Nighttime – or more specifically dusk – is the underlying theme of a little death. Recording as day turned into night, rousay utilised the ambient sounds from her own life and structured them into eight linked tracks that marry up musique concrete with an almost neoclassical compositional nous. Voice is often an important tool for rousay, to the extent that narratives, however non-linear, seem to emerge more frequently in her music than in that of many ostensibly similar artists. The voice also serves to pull focus to the human aspect of the music, and this is the case on the first track here, i couldn’t find the light. In less than a minute, she sets out her stall: themes of puzzlement, abandonment, spirituality and the closeness of death become instantly apparent. The glitchy background noise leads into conditional love, where Alex Cunningham’s sweeping violin and Andrew Weathers’ lap steel hold their heads high over rousay’s jittery backing.

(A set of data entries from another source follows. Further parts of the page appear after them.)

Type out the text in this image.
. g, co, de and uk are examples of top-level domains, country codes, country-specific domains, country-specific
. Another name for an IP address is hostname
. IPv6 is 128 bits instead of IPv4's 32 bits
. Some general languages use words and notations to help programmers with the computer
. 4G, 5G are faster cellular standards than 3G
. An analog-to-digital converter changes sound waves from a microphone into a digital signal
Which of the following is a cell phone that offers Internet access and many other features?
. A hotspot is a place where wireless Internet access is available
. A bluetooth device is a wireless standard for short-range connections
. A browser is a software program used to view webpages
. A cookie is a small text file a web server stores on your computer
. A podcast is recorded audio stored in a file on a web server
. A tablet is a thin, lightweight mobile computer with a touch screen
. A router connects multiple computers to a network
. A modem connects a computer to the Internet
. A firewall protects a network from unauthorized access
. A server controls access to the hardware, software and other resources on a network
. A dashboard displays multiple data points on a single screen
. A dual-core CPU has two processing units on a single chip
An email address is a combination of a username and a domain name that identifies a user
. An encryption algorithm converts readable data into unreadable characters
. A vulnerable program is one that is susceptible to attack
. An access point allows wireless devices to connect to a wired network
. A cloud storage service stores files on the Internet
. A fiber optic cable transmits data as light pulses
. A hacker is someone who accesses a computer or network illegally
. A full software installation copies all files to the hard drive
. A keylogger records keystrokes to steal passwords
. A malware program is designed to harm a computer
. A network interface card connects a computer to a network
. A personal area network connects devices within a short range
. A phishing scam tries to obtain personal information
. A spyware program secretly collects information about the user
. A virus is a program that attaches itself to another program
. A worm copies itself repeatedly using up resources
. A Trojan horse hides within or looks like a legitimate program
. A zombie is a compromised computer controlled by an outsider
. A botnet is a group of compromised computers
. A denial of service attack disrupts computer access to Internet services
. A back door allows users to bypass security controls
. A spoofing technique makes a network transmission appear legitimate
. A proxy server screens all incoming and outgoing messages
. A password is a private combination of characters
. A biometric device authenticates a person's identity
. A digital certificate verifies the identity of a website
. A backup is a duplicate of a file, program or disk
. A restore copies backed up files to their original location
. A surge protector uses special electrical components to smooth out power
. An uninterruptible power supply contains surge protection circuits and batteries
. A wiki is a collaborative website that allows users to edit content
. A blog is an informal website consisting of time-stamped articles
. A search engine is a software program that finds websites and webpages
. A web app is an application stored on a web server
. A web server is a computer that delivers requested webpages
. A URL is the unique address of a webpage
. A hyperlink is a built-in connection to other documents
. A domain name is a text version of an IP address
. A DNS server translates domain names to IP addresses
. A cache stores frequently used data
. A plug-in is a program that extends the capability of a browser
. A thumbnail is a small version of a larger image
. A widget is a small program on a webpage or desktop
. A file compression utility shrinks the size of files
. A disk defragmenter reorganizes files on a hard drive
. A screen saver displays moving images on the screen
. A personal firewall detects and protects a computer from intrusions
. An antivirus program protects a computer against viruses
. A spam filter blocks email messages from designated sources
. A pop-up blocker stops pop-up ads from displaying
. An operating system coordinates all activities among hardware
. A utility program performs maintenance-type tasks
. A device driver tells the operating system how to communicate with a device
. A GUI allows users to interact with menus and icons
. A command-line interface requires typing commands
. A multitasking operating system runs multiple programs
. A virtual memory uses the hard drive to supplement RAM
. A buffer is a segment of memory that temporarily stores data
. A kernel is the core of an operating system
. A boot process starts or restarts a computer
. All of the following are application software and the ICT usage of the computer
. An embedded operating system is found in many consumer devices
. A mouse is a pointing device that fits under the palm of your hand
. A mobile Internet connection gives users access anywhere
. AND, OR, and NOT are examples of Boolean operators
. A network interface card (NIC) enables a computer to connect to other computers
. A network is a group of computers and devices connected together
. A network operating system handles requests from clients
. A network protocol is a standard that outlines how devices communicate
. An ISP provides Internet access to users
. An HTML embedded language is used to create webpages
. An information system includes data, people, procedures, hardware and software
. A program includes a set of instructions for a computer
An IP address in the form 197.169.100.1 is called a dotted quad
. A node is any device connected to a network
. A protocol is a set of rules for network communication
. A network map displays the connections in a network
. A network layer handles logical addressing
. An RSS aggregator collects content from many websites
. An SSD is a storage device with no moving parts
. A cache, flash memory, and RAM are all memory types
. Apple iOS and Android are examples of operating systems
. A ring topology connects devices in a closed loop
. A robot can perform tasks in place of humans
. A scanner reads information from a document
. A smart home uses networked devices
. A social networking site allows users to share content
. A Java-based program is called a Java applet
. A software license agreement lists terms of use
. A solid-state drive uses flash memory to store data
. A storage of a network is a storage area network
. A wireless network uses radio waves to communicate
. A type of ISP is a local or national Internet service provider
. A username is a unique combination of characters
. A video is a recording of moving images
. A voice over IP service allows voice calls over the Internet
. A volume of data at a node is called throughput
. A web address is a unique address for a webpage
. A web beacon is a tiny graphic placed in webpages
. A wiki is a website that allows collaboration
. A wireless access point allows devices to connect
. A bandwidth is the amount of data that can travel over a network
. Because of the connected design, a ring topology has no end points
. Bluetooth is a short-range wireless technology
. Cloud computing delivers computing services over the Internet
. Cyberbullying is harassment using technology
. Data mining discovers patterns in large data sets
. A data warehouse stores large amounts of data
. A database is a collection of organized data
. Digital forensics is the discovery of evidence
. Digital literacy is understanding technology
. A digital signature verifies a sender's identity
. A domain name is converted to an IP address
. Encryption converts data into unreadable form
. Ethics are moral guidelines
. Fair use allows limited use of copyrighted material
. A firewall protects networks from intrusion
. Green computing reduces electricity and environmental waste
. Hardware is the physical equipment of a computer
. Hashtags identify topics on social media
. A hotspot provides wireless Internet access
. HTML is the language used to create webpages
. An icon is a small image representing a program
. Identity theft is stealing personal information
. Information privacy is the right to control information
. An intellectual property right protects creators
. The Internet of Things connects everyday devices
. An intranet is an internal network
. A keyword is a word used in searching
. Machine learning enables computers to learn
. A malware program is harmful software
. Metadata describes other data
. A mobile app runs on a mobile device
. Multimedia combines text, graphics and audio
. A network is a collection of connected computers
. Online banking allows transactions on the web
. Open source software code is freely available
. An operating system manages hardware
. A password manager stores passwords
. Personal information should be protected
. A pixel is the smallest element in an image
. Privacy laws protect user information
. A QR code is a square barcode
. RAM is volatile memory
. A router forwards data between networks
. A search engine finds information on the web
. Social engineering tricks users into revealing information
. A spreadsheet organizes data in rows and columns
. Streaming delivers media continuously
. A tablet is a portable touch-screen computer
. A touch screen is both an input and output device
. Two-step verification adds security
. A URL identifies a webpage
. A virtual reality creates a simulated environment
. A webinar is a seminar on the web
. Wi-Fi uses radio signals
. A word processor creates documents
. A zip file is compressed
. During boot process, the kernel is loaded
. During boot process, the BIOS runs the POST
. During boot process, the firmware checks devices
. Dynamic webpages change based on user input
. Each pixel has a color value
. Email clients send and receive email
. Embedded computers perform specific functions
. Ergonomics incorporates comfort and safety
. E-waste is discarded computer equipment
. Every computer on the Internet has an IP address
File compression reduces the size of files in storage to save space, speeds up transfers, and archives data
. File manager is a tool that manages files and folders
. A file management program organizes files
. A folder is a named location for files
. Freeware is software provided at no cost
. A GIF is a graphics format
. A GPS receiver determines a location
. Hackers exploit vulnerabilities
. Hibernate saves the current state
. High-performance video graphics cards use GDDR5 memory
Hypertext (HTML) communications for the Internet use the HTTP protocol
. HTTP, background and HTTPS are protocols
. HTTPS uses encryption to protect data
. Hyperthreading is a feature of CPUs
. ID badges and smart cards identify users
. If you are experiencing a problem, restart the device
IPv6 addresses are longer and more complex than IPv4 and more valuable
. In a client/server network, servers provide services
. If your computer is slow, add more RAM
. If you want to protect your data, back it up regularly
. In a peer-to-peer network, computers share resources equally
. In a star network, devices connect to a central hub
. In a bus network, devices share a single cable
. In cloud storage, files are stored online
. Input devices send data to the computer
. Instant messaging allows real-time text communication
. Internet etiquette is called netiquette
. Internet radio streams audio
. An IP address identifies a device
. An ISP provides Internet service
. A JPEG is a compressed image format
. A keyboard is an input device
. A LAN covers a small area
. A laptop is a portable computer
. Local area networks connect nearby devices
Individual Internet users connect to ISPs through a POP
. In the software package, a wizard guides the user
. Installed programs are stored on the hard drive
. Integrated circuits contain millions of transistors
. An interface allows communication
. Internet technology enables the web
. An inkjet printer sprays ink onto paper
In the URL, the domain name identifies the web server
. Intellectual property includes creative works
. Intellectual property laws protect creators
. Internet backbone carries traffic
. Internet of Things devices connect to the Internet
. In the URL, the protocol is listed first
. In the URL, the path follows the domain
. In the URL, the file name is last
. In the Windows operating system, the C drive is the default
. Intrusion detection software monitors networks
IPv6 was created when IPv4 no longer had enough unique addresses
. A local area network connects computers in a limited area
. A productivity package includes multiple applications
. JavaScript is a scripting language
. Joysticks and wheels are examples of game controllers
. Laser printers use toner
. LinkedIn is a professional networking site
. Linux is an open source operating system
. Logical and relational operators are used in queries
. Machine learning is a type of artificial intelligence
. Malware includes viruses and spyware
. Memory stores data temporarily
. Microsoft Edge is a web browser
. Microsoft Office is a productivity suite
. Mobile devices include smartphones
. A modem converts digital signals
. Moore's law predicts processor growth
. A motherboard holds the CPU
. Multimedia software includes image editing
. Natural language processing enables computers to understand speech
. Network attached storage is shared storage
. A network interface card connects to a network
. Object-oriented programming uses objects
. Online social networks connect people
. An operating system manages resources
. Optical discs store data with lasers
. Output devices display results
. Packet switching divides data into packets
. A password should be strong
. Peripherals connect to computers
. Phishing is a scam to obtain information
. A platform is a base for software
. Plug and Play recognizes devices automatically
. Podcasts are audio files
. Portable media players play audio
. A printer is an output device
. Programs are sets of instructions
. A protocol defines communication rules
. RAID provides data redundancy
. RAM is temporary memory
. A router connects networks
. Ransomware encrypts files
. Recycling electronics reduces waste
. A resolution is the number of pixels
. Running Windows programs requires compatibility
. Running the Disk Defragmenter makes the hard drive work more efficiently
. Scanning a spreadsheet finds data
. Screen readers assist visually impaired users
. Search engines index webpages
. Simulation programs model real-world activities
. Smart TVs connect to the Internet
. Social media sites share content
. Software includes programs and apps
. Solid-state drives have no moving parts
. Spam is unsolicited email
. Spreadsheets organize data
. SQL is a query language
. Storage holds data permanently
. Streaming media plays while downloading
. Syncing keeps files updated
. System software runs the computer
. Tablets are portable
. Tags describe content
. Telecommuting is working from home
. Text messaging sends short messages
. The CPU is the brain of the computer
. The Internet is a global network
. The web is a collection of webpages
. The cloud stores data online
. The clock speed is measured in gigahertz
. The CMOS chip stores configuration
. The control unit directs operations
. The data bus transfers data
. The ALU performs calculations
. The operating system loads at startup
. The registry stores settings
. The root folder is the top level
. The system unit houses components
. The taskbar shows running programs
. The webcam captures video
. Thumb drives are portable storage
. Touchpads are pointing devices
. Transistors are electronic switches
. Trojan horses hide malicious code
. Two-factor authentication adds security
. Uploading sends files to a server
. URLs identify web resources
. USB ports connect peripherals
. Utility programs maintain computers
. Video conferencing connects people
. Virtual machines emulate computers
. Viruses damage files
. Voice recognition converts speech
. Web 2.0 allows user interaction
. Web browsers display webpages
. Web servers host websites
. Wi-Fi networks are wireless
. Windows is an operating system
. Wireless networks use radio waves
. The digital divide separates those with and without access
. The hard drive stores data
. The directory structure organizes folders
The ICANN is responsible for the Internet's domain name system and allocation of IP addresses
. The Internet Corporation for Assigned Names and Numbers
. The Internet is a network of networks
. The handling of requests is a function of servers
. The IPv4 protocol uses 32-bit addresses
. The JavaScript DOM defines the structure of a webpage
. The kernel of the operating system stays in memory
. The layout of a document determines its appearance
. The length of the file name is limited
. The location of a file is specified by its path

She is joined on just by M. Sage, who provides clarinet, electronics and an elegant piano: the whole thing has the air of deconstructed chamber music made for a haunted house. On somehow she moves freely from clatter to calm, the nuances of her electroacoustic recording processes audible in every precisely placed note, before another spoken segment comments on the difficulty of making it in the music business, crystallising the discomfort that pervades the album in more abstract ways elsewhere. On somewhat burdensome, a delicate and often gorgeous palette of guitar notes rains down over a muted, minimalist piano. It’s as if the album gets more emotionally candid as it progresses, with the closing title track growing over from a creaking sound collage into a gently stirring meditation reflecting the structural habits of post-rock, with swathes of viola enfolding a slow-building piano melody.
Always willing to spring a few surprises, rousay breaks breaks up the flow of things halfway through the record with night one, a serene and beautiful piece of folksy American primitive guitar, before plunging us into one of the album’s most unsettling moments with doubt, which sounds simultaneously transcendent and troubled, the cars passing in the background seeming like they exist in another world beyond a kind of veil. Here and elsewhere, rousay creates something that is akin to ambient music, but unlike the majority of what falls under that banner, her music is made for a more engaged kind of listening. There is always something going on around the edges, a constant tension between comfort and disquiet. Tranquil as it may sometimes appear, this is nonetheless music for troubled times.